Pay cuts, furloughs and impending layoffs contribute to first-line supervisor stress. Here are six things managers can do to keep morale and productivity high.
First-line supervisors have a difficult job. The first-line supervisor is the first person employees approach to solve technical and social problems. During tough economic times, supervisors may be dealing with a personal pay cut or impending layoff, as well as managing employee stress. Constant stress wears away at individual employees, as well as office morale. Managers who recognize the importance of keeping first-line supervisors positive will realize the larger benefits to employee morale and productivity.
1. Acknowledge Supervisor Stress
Recognize that supervisors are people too. Good managers regularly check in with first-line supervisors about their own morale, not just to ask about how employees are doing.
2. Mentoring New Supervisors – Share Struggles and Offer Support
When mentoring newer supervisors, explain personal challenges and share stories of what has worked during previous tough economic cycles. Offer a glimpse into personal habits and share tips that work. Then offer support through employee assistance programs for supervisory counseling and stress management. Simply referring supervisors to outside resources or counseling does not have the same personal touch. During tough economic times, a personal touch makes all the difference because people place a value on caring.

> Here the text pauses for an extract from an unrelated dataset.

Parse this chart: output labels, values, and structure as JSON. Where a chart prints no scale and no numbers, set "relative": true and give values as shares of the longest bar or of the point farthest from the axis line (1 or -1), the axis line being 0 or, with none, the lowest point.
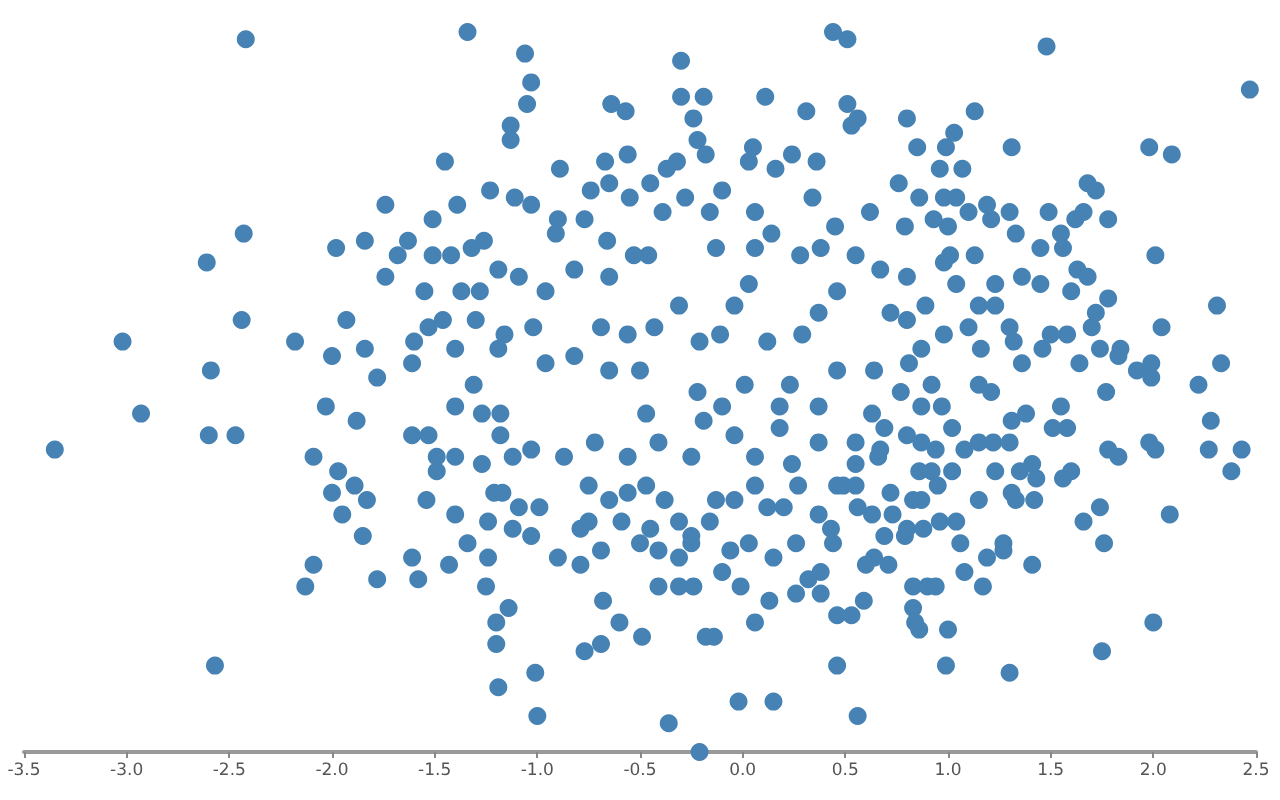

3. Building a Strong Management Team – Generate Solutions Together
Much like good supervisors ask employees to develop solutions, good managers encourage supervisors to brainstorm solutions. Simply asking supervisors to go brainstorm a solution and come back with a plan may not have the intended effect when supervisors are already frustrated and low on morale. Instead, set aside specific time together once a month to generate ideas on how to increase employee motivation and morale. Consider extending the invitation to supervisors in other workgroups.
4. Motivate Supervisors With Praise
Praise helps supervisors know they are moving in the right direction and goes miles towards keeping motivation high. In a tough economy when pay is cut and morale is low, supervisors are looking for the value of the job beyond the monetary benefits. Offer verbal praise and consider giving gifts of appreciation. Don’t underestimate the power of appreciation and the positive trickle-down effect. Employees pay attention to how supervisors are treated, just as employees pay attention to how co-workers are treated by management.
5. Increase Supervisor Morale With Humor
Management can set the tone for the whole office, including supervisors. Keep the atmosphere light as much as possible, even during times of high workload. Use humor when appropriate to lighten the mood. Good moods are infectious, and will trickle down from supervisors to rank-and-file employees.
6. Reduce Stress With Offsite Meetings
Nothing recharges batteries like getting out of the stressful office environment, even if only for a lunch. Regularly get managers and supervisors together to talk about non-work items. Building relationships is always a good idea, but often overlooked. Administering or explaining pay cuts, layoffs and program reductions puts strain on managers and supervisors. Solid relationships between managers and supervisors is crucial in a tough economy. Offsite meetings can start building those solid relationships.
Recognizing signs of stress in supervisors and offering support is one of a manager’s most important jobs. During tough economic times, supervisors are faced with personal pay cuts or impending layoffs, as well as concerns of individual employees. Being a proactive manager will keep communication open and recognize and reduce stress.